The number of migrants taking boats from North Africa to Spain nearly tripled last year, from more than 8,000 in 2016 to some 21,600 in 2017.

Myanmar Readies Camp for Returnees

Myanmar authorities say they are nearing completion of a camp to house returning refugees from Bangladesh.

Some 650,000 Rohingya have fled Myanmar since late August after militant attacks prompted a vicious military crackdown. Myanmar and Bangladesh inked a deal to repatriate refugees in November, but many doubt that the Rohingya will feel safe enough to return.

The U.N. refugee agency has not been involved in the planning but has offered to play a “constructive role” in the process by checking that refugees are returning voluntarily.

Myanmar and Bangladesh insist the repatriation process is on track to begin next week. A smaller number of Hindu refugees who also fled the violence are expected to be the first group repatriated.

Myanmar is building a 124-acre (50-hectare) camp to house 30,000 returnees. Around 100 of the 625 buildings will be ready this month, state media reported.

German Memo Warns E.U. Reform Could Undermine Refugee Compromise

German government officials expressed concern that a European parliament proposal to reform E.U. asylum rules could undermine the new government’s compromise over refugees, Der Spiegel reported.

Chancellor Angela Merkel’s conservative Christian Democrats (CDU) and the Social Democrats (SPD) agreed on the outline for coalition negotiations last week.

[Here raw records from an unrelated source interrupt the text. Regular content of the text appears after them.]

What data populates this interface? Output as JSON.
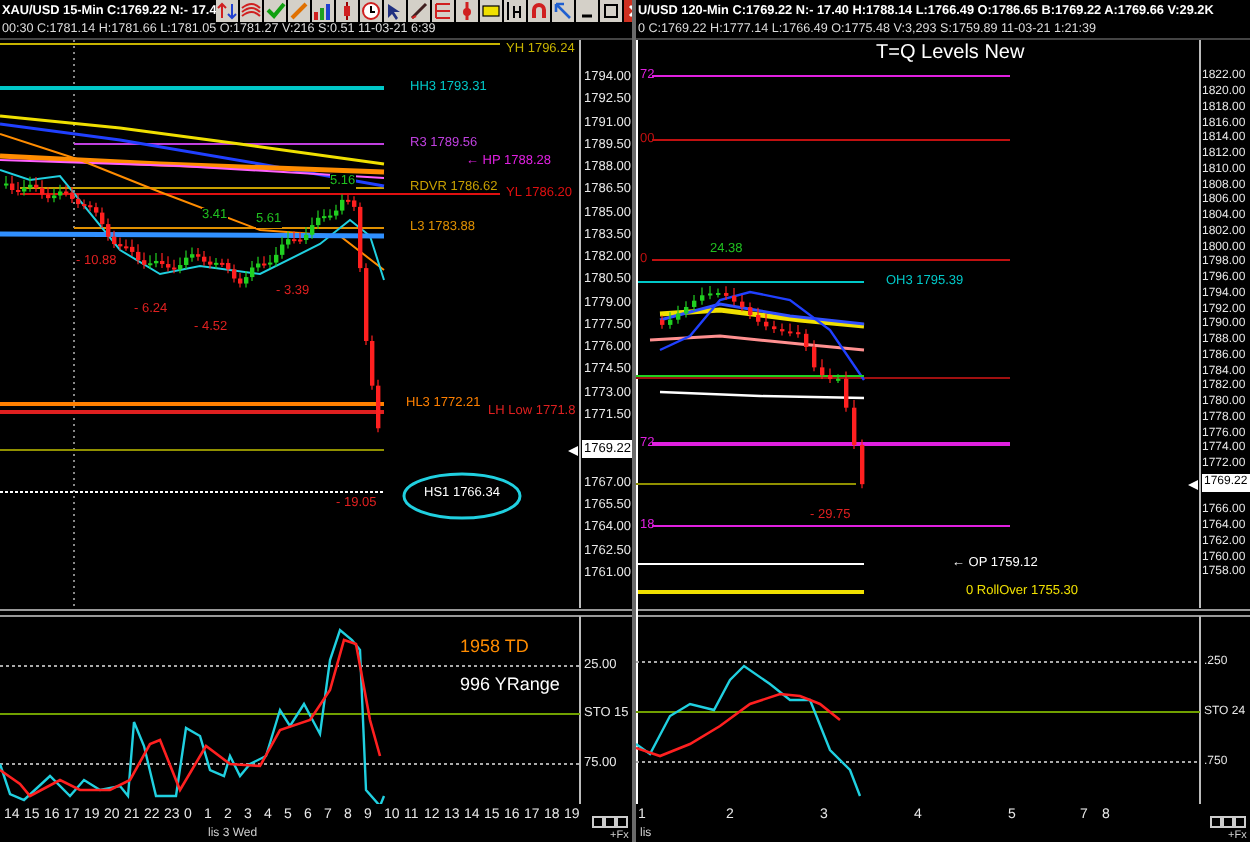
{
  "left_chart": {
    "title": "XAU/USD 15-Min C:1769.22 N:- 17.4",
    "info": "00:30  C:1781.14  H:1781.66  L:1781.05  O:1781.27  V:216  S:0.51  11-03-21  6:39",
    "levels": [
      {
        "text": "YH 1796.24",
        "color": "#c8b400"
      },
      {
        "text": "HH3 1793.31",
        "color": "#00c8c8"
      },
      {
        "text": "R3 1789.56",
        "color": "#c040e0"
      },
      {
        "text": "← HP 1788.28",
        "color": "#e020e0"
      },
      {
        "text": "RDVR 1786.62",
        "color": "#c8a000"
      },
      {
        "text": "YL 1786.20",
        "color": "#e01010"
      },
      {
        "text": "L3 1783.88",
        "color": "#e09000"
      },
      {
        "text": "HL3 1772.21",
        "color": "#ff8000"
      },
      {
        "text": "LH Low 1771.8",
        "color": "#e02020"
      },
      {
        "text": "HS1 1766.34",
        "color": "#ffffff"
      }
    ],
    "annotations": [
      {
        "text": "5.16",
        "color": "#20c020"
      },
      {
        "text": "5.61",
        "color": "#20c020"
      },
      {
        "text": "3.41",
        "color": "#20c020"
      },
      {
        "text": "- 10.88",
        "color": "#e02020"
      },
      {
        "text": "- 6.24",
        "color": "#e02020"
      },
      {
        "text": "- 4.52",
        "color": "#e02020"
      },
      {
        "text": "- 3.39",
        "color": "#e02020"
      },
      {
        "text": "- 19.05",
        "color": "#e02020"
      }
    ],
    "price_axis": [
      "1794.00",
      "1792.50",
      "1791.00",
      "1789.50",
      "1788.00",
      "1786.50",
      "1785.00",
      "1783.50",
      "1782.00",
      "1780.50",
      "1779.00",
      "1777.50",
      "1776.00",
      "1774.50",
      "1773.00",
      "1771.50",
      "1767.00",
      "1765.50",
      "1764.00",
      "1762.50",
      "1761.00"
    ],
    "current_price": "1769.22",
    "oscillator": {
      "notes": [
        {
          "text": "1958 TD",
          "color": "#ff8c00"
        },
        {
          "text": "996 YRange",
          "color": "#ffffff"
        }
      ],
      "axis": [
        "25.00",
        "STO 15",
        "75.00"
      ]
    },
    "time_axis": [
      "14",
      "15",
      "16",
      "17",
      "19",
      "20",
      "21",
      "22",
      "23",
      "0",
      "1",
      "2",
      "3",
      "4",
      "5",
      "6",
      "7",
      "8",
      "9",
      "10",
      "11",
      "12",
      "13",
      "14",
      "15",
      "16",
      "17",
      "18",
      "19"
    ],
    "time_note": "lis 3 Wed",
    "corner_label": "+Fx"
  },
  "right_chart": {
    "title": "U/USD 120-Min C:1769.22 N:- 17.40 H:1788.14 L:1766.49 O:1786.65 B:1769.22 A:1769.66 V:29.2K",
    "info": "0 C:1769.22 H:1777.14 L:1766.49 O:1775.48 V:3,293 S:1759.89 11-03-21 1:21:39",
    "study_title": "T=Q Levels New",
    "levels": [
      {
        "text": "72",
        "color": "#e020e0"
      },
      {
        "text": "00",
        "color": "#c01010"
      },
      {
        "text": "0",
        "color": "#c01010"
      },
      {
        "text": "OH3 1795.39",
        "color": "#00c8c8"
      },
      {
        "text": "72",
        "color": "#e020e0"
      },
      {
        "text": "18",
        "color": "#e020e0"
      },
      {
        "text": "← OP 1759.12",
        "color": "#ffffff"
      },
      {
        "text": "0 RollOver 1755.30",
        "color": "#f0e000"
      }
    ],
    "annotations": [
      {
        "text": "24.38",
        "color": "#20c020"
      },
      {
        "text": "- 29.75",
        "color": "#e02020"
      }
    ],
    "price_axis": [
      "1822.00",
      "1820.00",
      "1818.00",
      "1816.00",
      "1814.00",
      "1812.00",
      "1810.00",
      "1808.00",
      "1806.00",
      "1804.00",
      "1802.00",
      "1800.00",
      "1798.00",
      "1796.00",
      "1794.00",
      "1792.00",
      "1790.00",
      "1788.00",
      "1786.00",
      "1784.00",
      "1782.00",
      "1780.00",
      "1778.00",
      "1776.00",
      "1774.00",
      "1772.00",
      "1766.00",
      "1764.00",
      "1762.00",
      "1760.00",
      "1758.00"
    ],
    "current_price": "1769.22",
    "oscillator": {
      "axis": [
        ".250",
        "STO 24",
        ".750"
      ]
    },
    "time_axis": [
      "1",
      "2",
      "3",
      "4",
      "5",
      "7",
      "8"
    ],
    "time_note": "lis",
    "corner_label": "+Fx"
  }
}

Talks have dragged for months after the September election amid deep disagreements, including over refugees.

The CDU-SPD agreement caps the number of family reunifications at 1,000 per month and limits the number of asylum seekers admitted to between 180,000 and 220,000 per year.

In a German interior ministry memo, officials expressed concern that the cap would be invalidated and many times more family members would be able to enter Germany under proposed E.U. reforms.

The parliamentary proposal seeks to change the Dublin regulation, which requires asylum seekers to apply for refugee status in the first country they reach, creating huge bottlenecks in southern Europe.

Under the proposed reform, asylum seekers could apply in countries where their relatives live, likely creating many more claims in Germany – which has accepted more than 1 million refugees since 2015.